Доктор Лагарди медленно приподнял голову и взглянул на меня с застывшим презрительным выражением.

– Возможно, я ошибаюсь, – согласился я. – Вчера я унюхал у Клозена дым марихуаны, потом он звонил сюда и обращался к вам по имени – может быть, это привело меня к поспешному и ошибочному умозаключению.

– Мне приходилось иметь дело с наркоманами, – сказал доктор. – Как и всем врачам. Лечить их – пустая трата времени.

– Иногда они излечиваются.

– Наркоманов можно лишить зелья. В конце концов после многих страданий они способны обходиться и без него. Но это не излечение, мой друг. Не снятие нервных или эмоциональных изъянов, которые сделали их наркоманами.

Они становятся тупыми, бесцветными людьми, сидят на солнцепеке, вертят большими пальцами и умирают просто от скуки и душевной пустоты.
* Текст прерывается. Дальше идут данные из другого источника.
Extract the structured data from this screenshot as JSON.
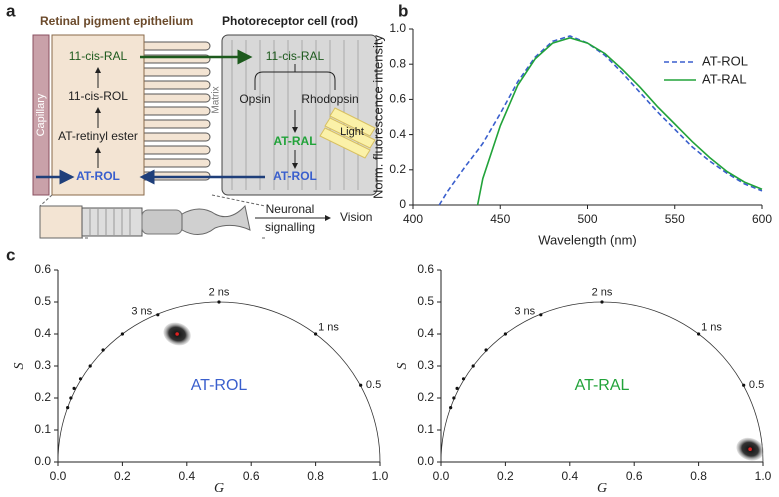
{
  "panel_labels": [
    "a",
    "b",
    "c"
  ],
  "diagram": {
    "rpe_title": "Retinal pigment epithelium",
    "rod_title": "Photoreceptor cell (rod)",
    "capillary": "Capillary",
    "matrix": "Matrix",
    "rpe_steps": [
      "11-cis-RAL",
      "11-cis-ROL",
      "AT-retinyl ester",
      "AT-ROL"
    ],
    "rod_labels": {
      "cis_ral": "11-cis-RAL",
      "opsin": "Opsin",
      "rhodopsin": "Rhodopsin",
      "at_ral": "AT-RAL",
      "at_rol": "AT-ROL"
    },
    "light": "Light",
    "signal": [
      "Neuronal",
      "signalling"
    ],
    "vision": "Vision"
  },
  "chart_data": [
    {
      "type": "line",
      "x_label": "Wavelength (nm)",
      "y_label": "Norm. fluorescence intensity",
      "x": [
        415,
        420,
        430,
        437,
        440,
        450,
        460,
        470,
        480,
        490,
        500,
        510,
        520,
        530,
        540,
        550,
        560,
        570,
        580,
        590,
        600
      ],
      "series": [
        {
          "name": "AT-ROL",
          "color": "#3a5fcd",
          "dash": true,
          "values": [
            0,
            0.08,
            0.22,
            0.31,
            0.35,
            0.52,
            0.7,
            0.84,
            0.93,
            0.96,
            0.92,
            0.85,
            0.75,
            0.64,
            0.53,
            0.43,
            0.33,
            0.25,
            0.18,
            0.12,
            0.08
          ]
        },
        {
          "name": "AT-RAL",
          "color": "#22a33a",
          "dash": false,
          "values": [
            null,
            null,
            null,
            0,
            0.15,
            0.45,
            0.68,
            0.83,
            0.92,
            0.95,
            0.92,
            0.86,
            0.77,
            0.67,
            0.56,
            0.46,
            0.36,
            0.27,
            0.19,
            0.13,
            0.09
          ]
        }
      ],
      "xlim": [
        400,
        600
      ],
      "xticks": [
        400,
        450,
        500,
        550,
        600
      ],
      "ylim": [
        0,
        1
      ],
      "yticks": [
        0,
        0.2,
        0.4,
        0.6,
        0.8,
        {
          "value": 1,
          "label": "1.0"
        }
      ],
      "legend": "upper right"
    },
    {
      "type": "scatter",
      "x_label": "G",
      "y_label": "S",
      "label": "AT-ROL",
      "color": "#3a5fcd",
      "points": {
        "x": [
          0.37
        ],
        "y": [
          0.4
        ]
      },
      "reference": {
        "x": [
          0.03,
          0.04,
          0.05,
          0.07,
          0.1,
          0.14,
          0.2,
          0.31,
          0.5,
          0.8,
          0.94
        ],
        "y": [
          0.17,
          0.2,
          0.23,
          0.26,
          0.3,
          0.35,
          0.4,
          0.46,
          0.5,
          0.4,
          0.24
        ]
      },
      "annotations": [
        {
          "text": "3 ns",
          "x": 0.26,
          "y": 0.47
        },
        {
          "text": "2 ns",
          "x": 0.5,
          "y": 0.53
        },
        {
          "text": "1 ns",
          "x": 0.84,
          "y": 0.42
        },
        {
          "text": "0.5",
          "x": 0.98,
          "y": 0.24
        }
      ],
      "xlim": [
        0,
        1
      ],
      "xticks": [
        {
          "value": 0,
          "label": "0.0"
        },
        0.2,
        0.4,
        0.6,
        0.8,
        {
          "value": 1,
          "label": "1.0"
        }
      ],
      "ylim": [
        0,
        0.6
      ],
      "yticks": [
        {
          "value": 0,
          "label": "0.0"
        },
        0.1,
        0.2,
        0.3,
        0.4,
        0.5,
        0.6
      ]
    },
    {
      "type": "scatter",
      "x_label": "G",
      "y_label": "S",
      "label": "AT-RAL",
      "color": "#22a33a",
      "points": {
        "x": [
          0.96
        ],
        "y": [
          0.04
        ]
      },
      "reference": {
        "x": [
          0.03,
          0.04,
          0.05,
          0.07,
          0.1,
          0.14,
          0.2,
          0.31,
          0.5,
          0.8,
          0.94
        ],
        "y": [
          0.17,
          0.2,
          0.23,
          0.26,
          0.3,
          0.35,
          0.4,
          0.46,
          0.5,
          0.4,
          0.24
        ]
      },
      "annotations": [
        {
          "text": "3 ns",
          "x": 0.26,
          "y": 0.47
        },
        {
          "text": "2 ns",
          "x": 0.5,
          "y": 0.53
        },
        {
          "text": "1 ns",
          "x": 0.84,
          "y": 0.42
        },
        {
          "text": "0.5",
          "x": 0.98,
          "y": 0.24
        }
      ],
      "xlim": [
        0,
        1
      ],
      "xticks": [
        {
          "value": 0,
          "label": "0.0"
        },
        0.2,
        0.4,
        0.6,
        0.8,
        {
          "value": 1,
          "label": "1.0"
        }
      ],
      "ylim": [
        0,
        0.6
      ],
      "yticks": [
        {
          "value": 0,
          "label": "0.0"
        },
        0.1,
        0.2,
        0.3,
        0.4,
        0.5,
        0.6
      ]
    }
  ]
}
– Это очень спорная теория, доктор.

– Вы заговорили на эту тему. Я покончил с ней. Предлагаю другую.

Очевидно, вы заметили какую-то гнетущую, напряженную атмосферу, царящую в этом доме. Заметили, несмотря на свои нелепые зеркальные очки, которые вы теперь можете спокойно снять, – они вовсе не придают вам сходства с Кэри Грантом.

Я снял очки. Я совсем забыл о них.

– Здесь была полиция, мистер Марлоу. Некий лейтенант Мэглешен, расследующий убийство Клозена. Он будет рад познакомиться с вами.
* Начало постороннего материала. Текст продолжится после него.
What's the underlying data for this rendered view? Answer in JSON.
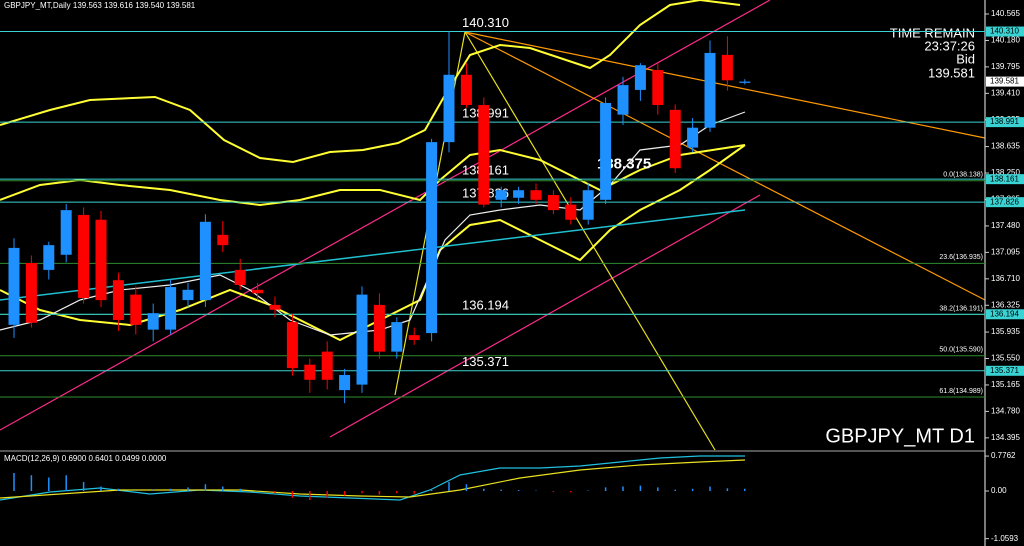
{
  "chart_data": {
    "type": "candlestick",
    "title": "GBPJPY_MT,Daily  139.563 139.616 139.540 139.581",
    "symbol_label": "GBPJPY_MT D1",
    "timer": [
      "TIME REMAIN",
      "23:37:26",
      "Bid"
    ],
    "up_color": "#1e90ff",
    "down_color": "#ff0000",
    "open": [
      136.04,
      136.94,
      136.84,
      137.06,
      137.64,
      137.57,
      136.69,
      136.48,
      135.97,
      135.97,
      136.4,
      136.4,
      137.35,
      136.84,
      136.55,
      136.33,
      136.08,
      135.46,
      135.65,
      135.09,
      135.17,
      136.33,
      135.65,
      135.89,
      135.92,
      138.7,
      139.68,
      139.24,
      137.86,
      137.89,
      138.0,
      137.93,
      137.79,
      137.57,
      137.86,
      139.1,
      139.46,
      139.75,
      139.17,
      138.62,
      138.91,
      139.97,
      139.563
    ],
    "high": [
      137.3,
      137.05,
      137.25,
      137.8,
      137.75,
      137.7,
      136.8,
      136.6,
      136.35,
      136.7,
      136.65,
      137.65,
      137.55,
      137.0,
      136.65,
      136.45,
      136.2,
      135.55,
      135.8,
      135.4,
      136.6,
      136.5,
      136.15,
      136.0,
      138.75,
      140.31,
      139.85,
      139.35,
      138.05,
      138.05,
      138.1,
      138.0,
      137.9,
      138.1,
      139.35,
      139.65,
      139.85,
      139.85,
      139.25,
      139.05,
      140.18,
      140.24,
      139.616
    ],
    "low": [
      135.85,
      136.0,
      136.7,
      136.95,
      136.35,
      136.3,
      135.95,
      135.9,
      135.8,
      135.9,
      136.3,
      136.3,
      137.1,
      136.55,
      136.4,
      136.15,
      135.3,
      135.05,
      135.1,
      134.9,
      135.05,
      135.55,
      135.55,
      135.75,
      135.8,
      138.55,
      139.2,
      137.75,
      137.75,
      137.8,
      137.8,
      137.65,
      137.5,
      137.5,
      137.8,
      138.95,
      139.3,
      139.1,
      138.25,
      138.55,
      138.85,
      139.45,
      139.54
    ],
    "close": [
      137.16,
      136.07,
      137.2,
      137.71,
      136.43,
      136.4,
      136.11,
      136.04,
      136.21,
      136.59,
      136.55,
      137.54,
      137.2,
      136.62,
      136.5,
      136.26,
      135.41,
      135.24,
      135.24,
      135.31,
      136.48,
      135.65,
      136.08,
      135.82,
      138.7,
      139.68,
      139.24,
      137.79,
      138.0,
      138.0,
      137.86,
      137.71,
      137.57,
      138.0,
      139.27,
      139.53,
      139.82,
      139.24,
      138.32,
      138.91,
      139.998,
      139.6,
      139.581
    ],
    "ylim": [
      134.218,
      140.769
    ],
    "yticks": [
      140.565,
      {
        "value": 140.18,
        "label": "140.180"
      },
      139.795,
      {
        "value": 139.41,
        "label": "139.410"
      },
      139.025,
      138.635,
      {
        "value": 138.25,
        "label": "138.250"
      },
      137.865,
      {
        "value": 137.48,
        "label": "137.480"
      },
      137.095,
      {
        "value": 136.71,
        "label": "136.710"
      },
      136.325,
      135.935,
      {
        "value": 135.55,
        "label": "135.550"
      },
      135.165,
      {
        "value": 134.78,
        "label": "134.780"
      },
      134.395
    ],
    "levels": [
      {
        "value": 140.31,
        "label": "140.310"
      },
      138.991,
      138.161,
      137.826,
      136.194,
      135.371
    ],
    "level_color": "#3ad3d3",
    "fib": [
      {
        "value": 138.138,
        "label": "0.0(138.138)"
      },
      {
        "value": 136.935,
        "label": "23.6(136.935)"
      },
      {
        "value": 136.191,
        "label": "38.2(136.191)"
      },
      {
        "value": 135.59,
        "label": "50.0(135.590)"
      },
      {
        "value": 134.989,
        "label": "61.8(134.989)"
      }
    ],
    "fib_color": "#2e8b2e",
    "annotation": 138.375,
    "macd": {
      "title": "MACD(12,26,9) 0.6900 0.6401 0.0499 0.0000",
      "histogram": [
        0.4,
        0.35,
        0.3,
        0.35,
        0.2,
        0.1,
        0.05,
        0.02,
        0.03,
        0.05,
        0.08,
        0.15,
        0.1,
        0.05,
        0.01,
        -0.05,
        -0.15,
        -0.2,
        -0.15,
        -0.1,
        -0.05,
        -0.08,
        -0.05,
        -0.06,
        0.02,
        0.2,
        0.15,
        0.05,
        0.03,
        0.02,
        0.01,
        -0.02,
        -0.03,
        0.01,
        0.08,
        0.1,
        0.12,
        0.08,
        0.03,
        0.05,
        0.1,
        0.06,
        0.05
      ],
      "color": "#1e90ff",
      "ylim": [
        -1.089,
        0.8
      ],
      "yticks": [
        0.7762,
        {
          "value": 0,
          "label": "0.00"
        },
        -1.0593
      ]
    }
  }
}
Позвонить ему? Я уверен, что он вернется.

– Ну-ну, звоните, – ответил я. – Я просто заглянул сюда перед тем, как совершить самоубийство.

Доктор потянулся к телефону, но руку его, словно магнит, притянул нож для бумаг. Он снова взял его. Казалось, обходиться без ножа он не может.

– Этой штукой можно убить человека, – сказал я.

– Запросто, – ответил доктор и слегка улыбнулся.

– На полтора дюйма в затылок, точно посередине, прямо под затылочную кость.

– Пешня лучше, – сказал он. – Особенно спиленная, остро заточенная. Она не согнется. Но если не попасть в позвоночник, то большого вреда не причинишь.

– Значит, требуются кой-какие познания в медицине?

Достав полупустую пачку «Кэмел», я вытащил сигарету.

Доктор продолжал улыбаться. Очень слабо, чуть печально. Испуганные люди так не улыбаются.

– Они были бы кстати, – негромко уронил он. – Но любой более-менее сообразительный человек может овладеть этой техникой за десять минут.